In Dana Goldstein’s “The Teacher Wars” in Chapter 10, I think it was 10, she compares the results of different teacher education programs based on how long the average teacher stayed in teaching and observations and opinions from their principals, and TFA ranked lowest versus Urban Residency Programs that had the highest for results.
The urban residency teacher training/education program I went through was full time for one full school year in a master-teacher’s 5th-grade classroom filled with challenging, at-risk children. There were also classes I was required to take at the university where I earned my teaching credential.
At the time, I had no idea that there were other programs out there that were different. Decades later I learned that teacher residency programs were the most intense with the most support. From there I ended up teaching for 29 more years mostly challenging, at risk children. I never asked to teach the AP and Honors students. However, for seven of the 30-years I was in education, I did work with one section of mostly AP and Honors students who ran the high school newspaper, so I do have a comparison of the difference teaching children who are at risk and can be a challenge to teach vs those who were almost all college bound and had high GPAs.
I know this. When I entered my own classroom for the first time after my full year in an urban residency, I knew what I was doing because my master teacher taught me what I had to have to succeed in the classroom environment I taught in.
I’ve read that this is what most high-scoring countries do to train their teachers and afterward, those teachers have follow-up support for a year or longer.
But in the U.S. for decades, instead of support, the top-down micromanaging of our public schools punishes teachers from day one without the trust and support that other countries offer. Even China offers support instead of high stakes tests that rank teachers and then punishes those at the bottom of the ranking in addition to closing schools and turning OUR children, often against what most parents want for our children, over to no-choice, autocratic, often fraudulent, inferior, child-abusing, secretive, for-profit, corporate charters where parents have little or no say and if they complain that are asked to take their child elsewhere.

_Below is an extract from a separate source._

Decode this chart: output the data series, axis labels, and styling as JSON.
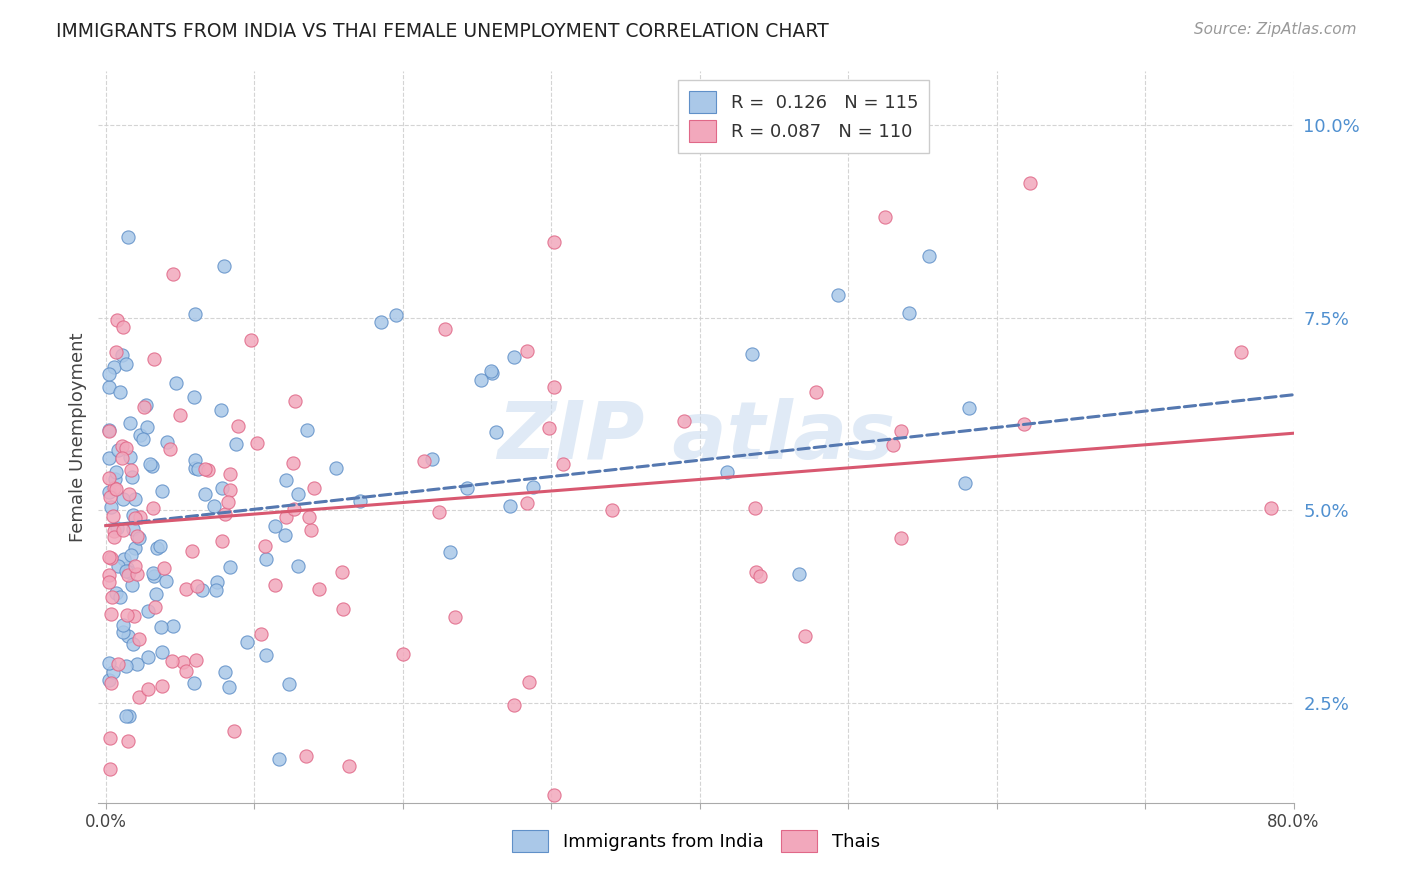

I think the U.S. is in the early stages of another Civil War. The 1st Civil War started like this one with sides that refused to budge until one side decided to send in the troops and that side was led by Abraham Lincoln.
The first Civil War ended slavery. The 2nd Civil War will be fought to make sure slavery doesn’t return, and the serial lying, malignant narcissist in the White House is not Abraham Lincoln. He is the opposite. He is an advocate for slavery in one form or another.